Il y a un petit patio pour la sieste et un balcon ouvert sur la rivière. Je regarde le ballet des libellules noires et la nuit j'écoute le chant des gekkos. Il y en a dans toutes les maisons, dans chaque pièce. Ces drôles de petits lézards sortent le soir lorsque tombe la nuit et qu'on allume les lumières, attirant les insectes volants.


Le gérant de la Sala Sae Guesthouse a acheté un gibbon à favoris blancs, espèce pourtant protégée, au marché de Paksé. La cage est trop petite, toutes les cages sont toujours trop petites. On se croirait au Jardin des Plantes. C'est triste.


Il est agréable de marcher pieds nus sur les planchers de teck. Partout, nous laissons nos sandales sur le seuil. Ayant attrapé mal à la gorge entre les mauvaises clims et les tuk-tuks ouverts, nous nous soignons au miel sauvage où nagent encore quelques grains de pollen rouge. Farniente.


Pas tout à fait. Nous avons fait plusieurs belles promenades à vélo au milieu des rizières et dans la forêt jusqu'aux chutes d'eau qui se révèlent ici et là... Pour rejoindre le village de pêcheurs de Ban Hang Khône, au fin fond de l'île de Don Khône, nous avons dû enjamber des ponts cassés en portant nos bicyclettes, marchant prudemment sur les traverses en métal oxydé de l'ancien chemin de fer colonial français et gravissant des pentes verticales terreuses.


Il reste encore une vieille locomotive du temps de la présence française, mais tout le monde a oublié. Le passé n'a pas d'importance, les asiatiques pensent l'avenir.


Comme nous partons tôt, nous ne rencontrons pratiquement personne sur les chemins. Juste quelques animaux apeurés entendus filer sous les feuilles mortes, elles-mêmes tombant des hautes branches comme des hélicoptères. Le long des berges cambodgiennes, nous sommes restés un moment sur un rocher au milieu de l'eau à regarder sauter les derniers dauphins d'eau douce, dits d'Irrawady, du nom du fleuve birman où l'on en trouve également.
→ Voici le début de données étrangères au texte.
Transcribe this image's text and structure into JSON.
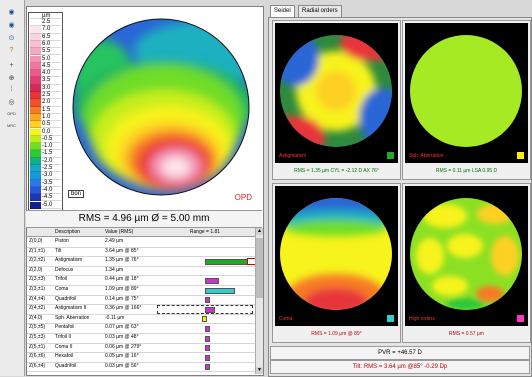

Je prends des photos ringardes de coucher de soleil et le matin je me lève à 6h pour écouter la symphonie animale. Le soleil tape fort. Avec ma calvitie naissante je dois porter une casquette. Mon père l'avait au même endroit, mais il prétendait que c'était à force de lire assis dans le lit, la tête appuyée sur le mur ! Papa aurait aimé le Laos. Il aurait certainement plongé dans les eaux glauques comme les pêcheurs décrochant leurs filets et les femmes y lavant leur linge ou faisant leur toilette. Peu d'étrangers s'y risquent. Nous nous reposons enfin avant de remonter à Paksé pour nous envoler vers Bangkok où nous passerons nos deux derniers jours de vacances. Le mois est presque terminé.